Por Mariana Prandini Assis
Há muito sabemos, por relatos pessoais e dados de pesquisas, que a criminalização das mulheres que abortam ocorre, na maior parte das vezes, por meio da atuação de agentes do sistema de saúde.
Ao buscarem atendimento em uma situação de abortamento, as mulheres são submetidas a interrogatórios, humilhações e os mais variados tipos de tortura psicológica e física para que “confessem seu crime”. E quando elas relatam ter induzido o aborto, são denunciadas à polícia justamente pelas pessoas que delas deveriam cuidar.
Em situações como essa, uma inversão completa de valores ocorre: o profissional de saúde viola o seu dever legal, e paradoxalmente, criminalizadas são as mulheres.
De fato, o Código de Ética Médica, do Conselho Federal de Medicina, determina que é vedado ao professional médico “revelar fato de que tenha conhecimento em virtude do exercício de sua profissão, salvo por motivo justo, dever legal ou consentimento, por escrito, do paciente”. E esclarece que essa proibição permanece mesmo “na investigação de suspeita de crime, [quando] o médico estará impedido de revelar segredo que possa expor o paciente a processo penal.”
Por muito tempo, feministas vêm denunciando mais essa violência sofrida pelas mulheres no âmbito do sistema de saúde e, finalmente, essas denúncias estão sendo ouvidas pelo Poder Judiciário.

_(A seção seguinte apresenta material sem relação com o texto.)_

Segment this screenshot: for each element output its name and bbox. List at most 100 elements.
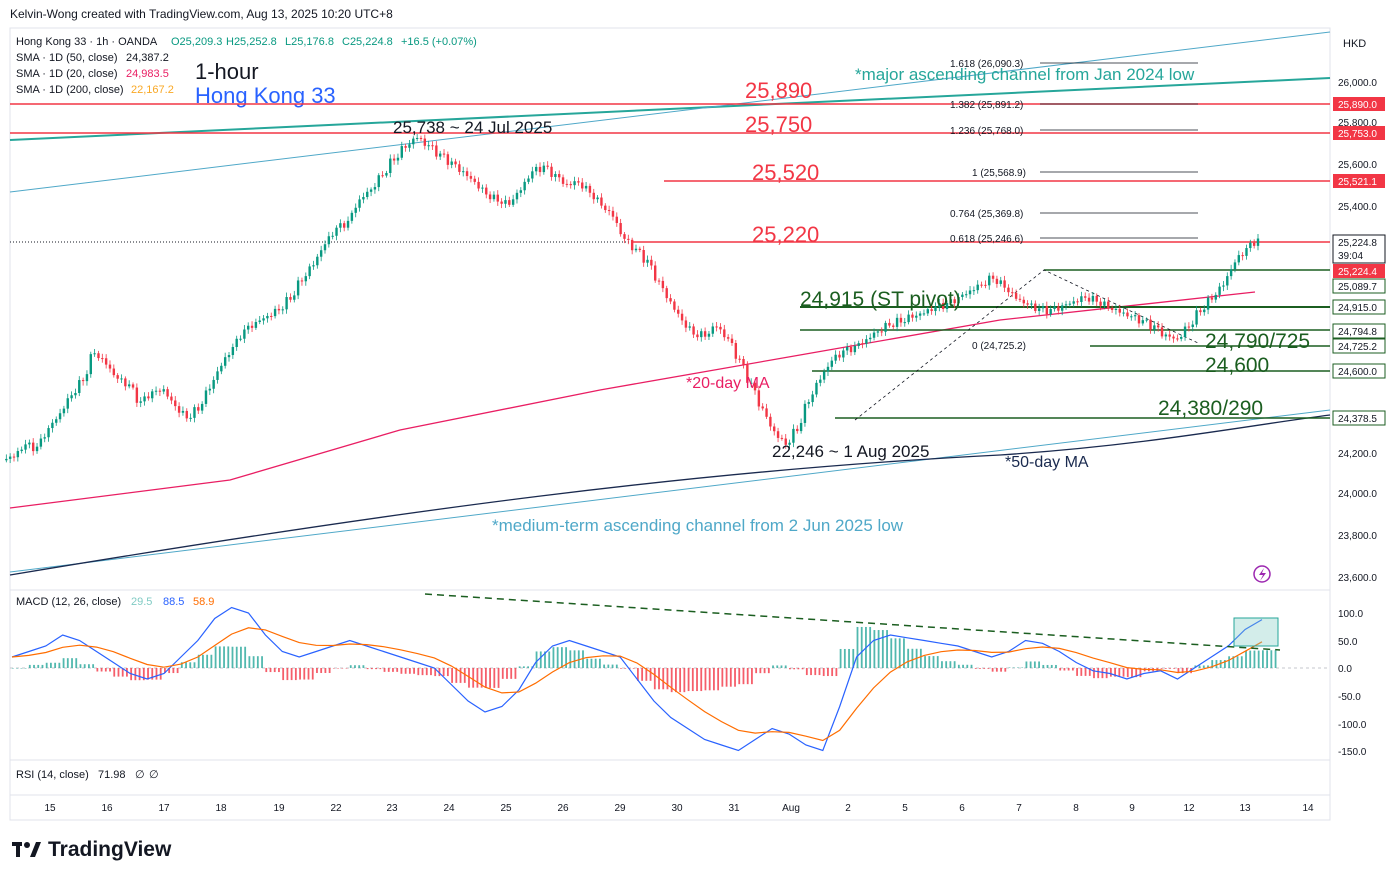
candlestick-series <box>5 134 1260 464</box>
candle-body <box>1149 319 1152 330</box>
macd-hist-bar <box>231 646 234 668</box>
macd-tick: -50.0 <box>1338 692 1361 703</box>
candle-body <box>911 314 914 318</box>
candle-body <box>515 192 519 200</box>
macd-highlight-box <box>1233 617 1279 647</box>
flash-icon[interactable] <box>1253 565 1271 583</box>
annotation-r2: 25,750 <box>745 112 812 137</box>
candle-body <box>730 338 734 344</box>
candle-body <box>458 164 461 172</box>
annotation-r3: 25,520 <box>752 160 819 185</box>
candle-body <box>1214 294 1217 300</box>
macd-hist-bar <box>556 647 559 668</box>
price-tick: 24,200.0 <box>1338 449 1377 460</box>
macd-hist-bar <box>510 668 513 679</box>
candle-body <box>838 354 841 358</box>
macd-hist-bar <box>12 668 14 669</box>
annotation-ma20: *20-day MA <box>686 375 770 392</box>
candle-body <box>542 165 546 173</box>
macd-hist-bar <box>1245 650 1247 668</box>
macd-hist-bar <box>185 662 187 668</box>
macd-hist-bar <box>328 668 331 673</box>
macd-hist-bar <box>548 651 551 668</box>
candle-body <box>181 410 185 413</box>
tag-bg <box>1333 126 1385 140</box>
candle-body <box>438 153 442 157</box>
macd-hist-bar <box>214 646 217 668</box>
candle-body <box>81 380 85 382</box>
macd-hist-bar <box>468 668 470 688</box>
candle-body <box>1203 309 1206 313</box>
macd-hist-bar <box>936 656 939 668</box>
candle-body <box>1249 242 1252 249</box>
macd-hist-bar <box>746 668 749 685</box>
annotation-r1: 25,890 <box>745 78 812 103</box>
candle-body <box>342 223 346 228</box>
candle-body <box>888 322 891 326</box>
creator-line: Kelvin-Wong created with TradingView.com… <box>10 7 393 21</box>
brand-name: TradingView <box>48 838 172 861</box>
macd-hist-bar <box>168 668 171 674</box>
macd-hist-bar <box>759 668 762 674</box>
candle-body <box>534 166 538 172</box>
macd-tick: 0.0 <box>1338 664 1352 675</box>
macd-hist-bar <box>666 668 669 690</box>
candle-body <box>677 309 680 314</box>
macd-hist-bar <box>1029 661 1032 668</box>
candle-body <box>1060 305 1064 311</box>
macd-hist-bar <box>577 650 580 668</box>
candle-body <box>362 197 365 200</box>
macd-tick: -150.0 <box>1338 747 1367 758</box>
candle-body <box>500 201 503 204</box>
candle-body <box>799 422 803 432</box>
macd-hist-bar <box>121 668 124 677</box>
macd-hist-bar <box>155 668 158 680</box>
candle-body <box>112 368 116 376</box>
candle-body <box>865 339 868 344</box>
candle-body <box>1141 320 1145 324</box>
candle-body <box>381 175 384 177</box>
macd-hist-bar <box>772 665 774 668</box>
macd-hist-bar <box>827 668 829 677</box>
candle-body <box>853 345 857 353</box>
macd-hist-bar <box>886 630 888 668</box>
macd-hist-bar <box>332 668 335 669</box>
candle-body <box>93 353 96 355</box>
price-tick: 25,800.0 <box>1338 118 1377 129</box>
candle-body <box>938 303 941 307</box>
macd-hist-bar <box>979 668 981 669</box>
candle-body <box>273 308 277 317</box>
macd-hist-bar <box>890 638 893 668</box>
macd-hist-bar <box>197 654 200 668</box>
candle-body <box>415 137 419 139</box>
candle-body <box>488 194 492 200</box>
candle-body <box>607 210 611 212</box>
timeframe-label: 1-hour <box>195 59 259 84</box>
candle-body <box>200 403 204 411</box>
candle-body <box>1172 336 1175 339</box>
fib-0618: 0.618 (25,246.6) <box>950 234 1023 245</box>
tag-bg <box>1332 299 1386 315</box>
candle-body <box>131 384 135 388</box>
macd-hist-bar <box>307 668 310 680</box>
candle-body <box>1118 308 1121 313</box>
annotation-st-pivot: 24,915 (ST pivot) <box>800 288 961 311</box>
candle-body <box>62 408 66 414</box>
tag-bg <box>1333 264 1385 278</box>
macd-hist-bar <box>92 664 95 668</box>
candle-body <box>803 403 807 423</box>
candle-body <box>611 210 615 217</box>
tag-bg <box>1332 338 1386 354</box>
candle-body <box>630 239 634 251</box>
candle-body <box>1252 242 1256 246</box>
tag-24378: 24,378.5 <box>1338 414 1377 425</box>
price-tick: 24,000.0 <box>1338 489 1377 500</box>
candle-body <box>596 197 599 200</box>
macd-hist-bar <box>1169 668 1171 669</box>
macd-hist-bar <box>679 668 682 693</box>
candle-body <box>1099 301 1102 306</box>
candle-body <box>907 314 910 323</box>
time-tick: 25 <box>500 803 512 814</box>
candle-body <box>231 347 235 356</box>
macd-hist-bar <box>831 668 834 677</box>
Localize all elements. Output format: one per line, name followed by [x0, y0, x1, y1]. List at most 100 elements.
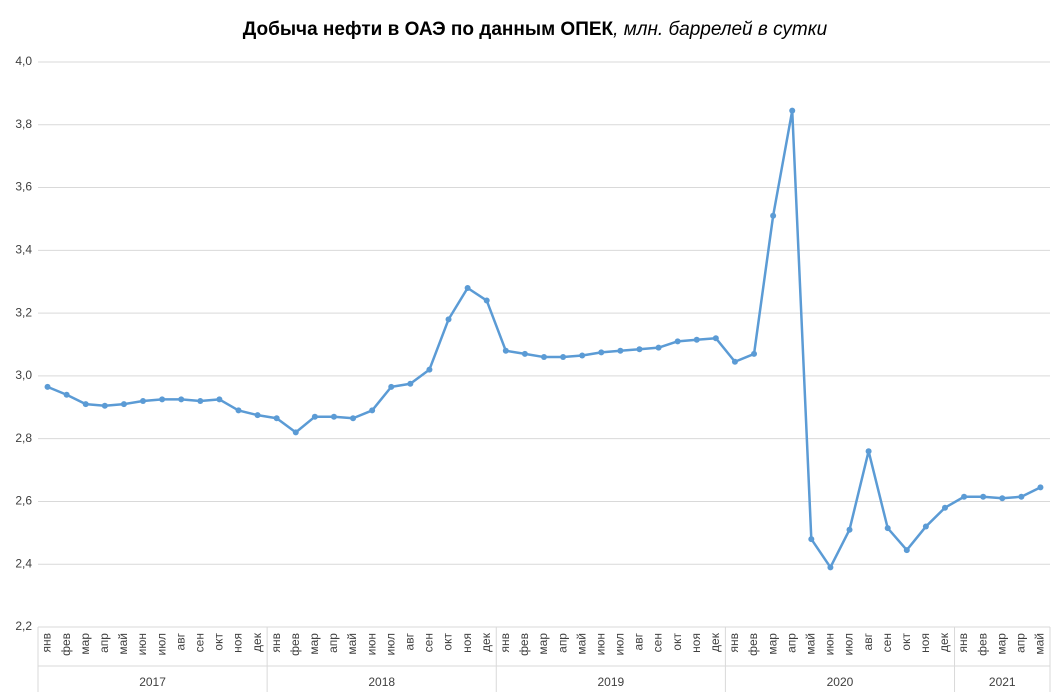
group-label: 2020 — [827, 675, 854, 689]
x-tick-label: апр — [1014, 633, 1028, 653]
x-tick-label: дек — [937, 632, 951, 652]
data-point — [216, 396, 223, 403]
data-point — [521, 350, 528, 357]
data-point — [922, 523, 929, 530]
x-tick-label: авг — [632, 632, 646, 650]
x-tick-label: авг — [173, 632, 187, 650]
x-tick-label: май — [574, 633, 588, 655]
data-point — [140, 398, 147, 404]
x-tick-label: мар — [307, 633, 321, 655]
x-tick-label: май — [1033, 633, 1047, 655]
x-tick-label: фев — [975, 633, 989, 656]
x-tick-label: сен — [422, 633, 436, 652]
data-point — [560, 354, 567, 361]
data-point — [426, 366, 433, 373]
y-tick-label: 2,4 — [15, 556, 32, 570]
x-tick-label: авг — [861, 632, 875, 650]
y-tick-label: 3,8 — [15, 117, 32, 131]
data-point — [655, 344, 662, 351]
x-tick-label: дек — [708, 632, 722, 652]
data-point — [693, 336, 700, 343]
data-point — [751, 350, 758, 357]
x-tick-label: май — [116, 633, 130, 655]
data-point — [961, 493, 968, 500]
x-tick-label: июн — [135, 633, 149, 655]
x-tick-label: дек — [479, 632, 493, 652]
data-point — [884, 525, 891, 532]
data-point — [598, 349, 605, 356]
x-tick-label: апр — [555, 633, 569, 653]
x-tick-label: мар — [765, 633, 779, 655]
x-tick-label: фев — [288, 633, 302, 656]
data-point — [1018, 493, 1025, 500]
x-tick-label: янв — [956, 633, 970, 653]
data-point — [789, 107, 796, 114]
chart-title-group: Добыча нефти в ОАЭ по данным ОПЕК, млн. … — [243, 19, 828, 40]
x-tick-label: июл — [154, 633, 168, 655]
data-point — [1037, 484, 1044, 491]
group-label: 2021 — [989, 675, 1016, 689]
data-point — [579, 352, 586, 359]
group-label: 2017 — [139, 675, 166, 689]
x-tick-label: окт — [670, 633, 684, 651]
data-point — [254, 412, 261, 419]
x-tick-label: июн — [593, 633, 607, 655]
data-point — [350, 415, 357, 422]
data-point — [770, 212, 777, 219]
data-point — [235, 407, 242, 414]
data-point — [178, 396, 185, 403]
series-line — [47, 109, 1042, 569]
x-tick-label: фев — [746, 633, 760, 656]
data-point — [445, 316, 452, 323]
x-tick-label: окт — [441, 633, 455, 651]
data-point — [197, 398, 204, 404]
group-label: 2018 — [368, 675, 395, 689]
y-tick-label: 3,6 — [15, 180, 32, 194]
data-point — [101, 402, 108, 409]
x-tick-label: июн — [364, 633, 378, 655]
y-tick-label: 3,4 — [15, 243, 32, 257]
chart-subtitle: , млн. баррелей в сутки — [613, 19, 828, 40]
data-point — [63, 391, 70, 398]
x-tick-label: фев — [59, 633, 73, 656]
data-point — [846, 526, 853, 533]
y-tick-label: 2,6 — [15, 494, 32, 508]
data-point — [292, 429, 299, 436]
x-tick-label: июн — [823, 633, 837, 655]
data-point — [731, 358, 738, 365]
x-tick-label: май — [803, 633, 817, 655]
y-tick-label: 3,0 — [15, 368, 32, 382]
x-tick-label: ноя — [460, 633, 474, 653]
x-tick-label: янв — [498, 633, 512, 653]
data-point — [82, 401, 89, 408]
data-point — [388, 383, 395, 390]
y-tick-label: 3,2 — [15, 305, 32, 319]
x-tick-label: дек — [250, 632, 264, 652]
x-tick-label: янв — [727, 633, 741, 653]
data-point — [674, 338, 681, 345]
x-tick-label: окт — [212, 633, 226, 651]
x-tick-label: ноя — [689, 633, 703, 653]
x-tick-label: мар — [994, 633, 1008, 655]
data-point — [712, 335, 719, 342]
data-point — [120, 401, 127, 408]
data-point — [159, 396, 166, 403]
x-tick-label: ноя — [231, 633, 245, 653]
data-point — [617, 347, 624, 354]
data-point — [827, 564, 834, 571]
data-point — [273, 415, 280, 422]
x-tick-label: янв — [40, 633, 54, 653]
y-tick-label: 2,2 — [15, 619, 32, 633]
data-point — [369, 407, 376, 414]
y-tick-label: 4,0 — [15, 54, 32, 68]
x-tick-label: июл — [383, 633, 397, 655]
chart-title: Добыча нефти в ОАЭ по данным ОПЕК — [243, 19, 614, 40]
x-tick-label: май — [345, 633, 359, 655]
x-tick-label: сен — [880, 633, 894, 652]
data-point — [311, 413, 318, 420]
x-tick-label: окт — [899, 633, 913, 651]
data-point — [808, 536, 815, 543]
x-tick-label: мар — [78, 633, 92, 655]
group-label: 2019 — [597, 675, 624, 689]
x-tick-label: ноя — [918, 633, 932, 653]
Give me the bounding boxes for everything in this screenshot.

Em 2018, o Tribunal de Justiça de São Paulo julgou o Habeas Corpus n. 2188896-03.2017.8.26.0000, que tratava de uma mulher jovem processada por crime de auto aborto em razão de quebra de sigilo pela médica que a atendeu no serviço de emergência de um hospital. O Tribunal entendeu que a revelação do segredo médico constitui prova ilícita e, por isso, contamina todo o processo. Além disso, confirmou que “médicos e outros profissionais e todos vinculados à informação confidencial têm o dever ético e jurídico de guardar o segredo que têm acesso em razão da relação de confiança estabelecida e ínsita na relação médico-paciente”. A jovem foi absolvida da acusação.
E, esta semana, a justiça de São Paulo deu outro passo importante na garantia do direito das mulheres ao sigilo médico em situações de abortamento. Em um caso de uma jovem que foi processada criminalmente por aborto em 2014 porque os médicos que a atenderam chamaram a polícia e formalizaram uma denúncia, o TJSP condenou o Hospital a indenizá-la pelos danos sofridos.
O desembargador relator afirmou que o fato de ter havido ou não aborto ilegal é desimportante para se determinar a ilegalidade da conduta médica: eles quebraram o sigilo que deviam à paciente, expondo-a, inclusive, a um processo de investigação criminal.
A leitura conjugada das duas decisões finalmente oferece uma correção a para inversão de valores que estava ocorrendo. O dever do professional de saúde é prestar um atendimento humanizado e de qualidade; não lhe cabe investigar conduta ilegal tampouco formalizar denúncia contras as mulheres atendidas. Se o fizer, o profissional viola um dever e se obriga a indenizar àquela cujo direito desrespeitou. Toda e qualquer persecução penal decorrente dessa violação é nula, porque baseada em prova ilícita. Prevalece o direito da mulher ao sigilo médico, desmorona o estigma e o desrespeito institucional.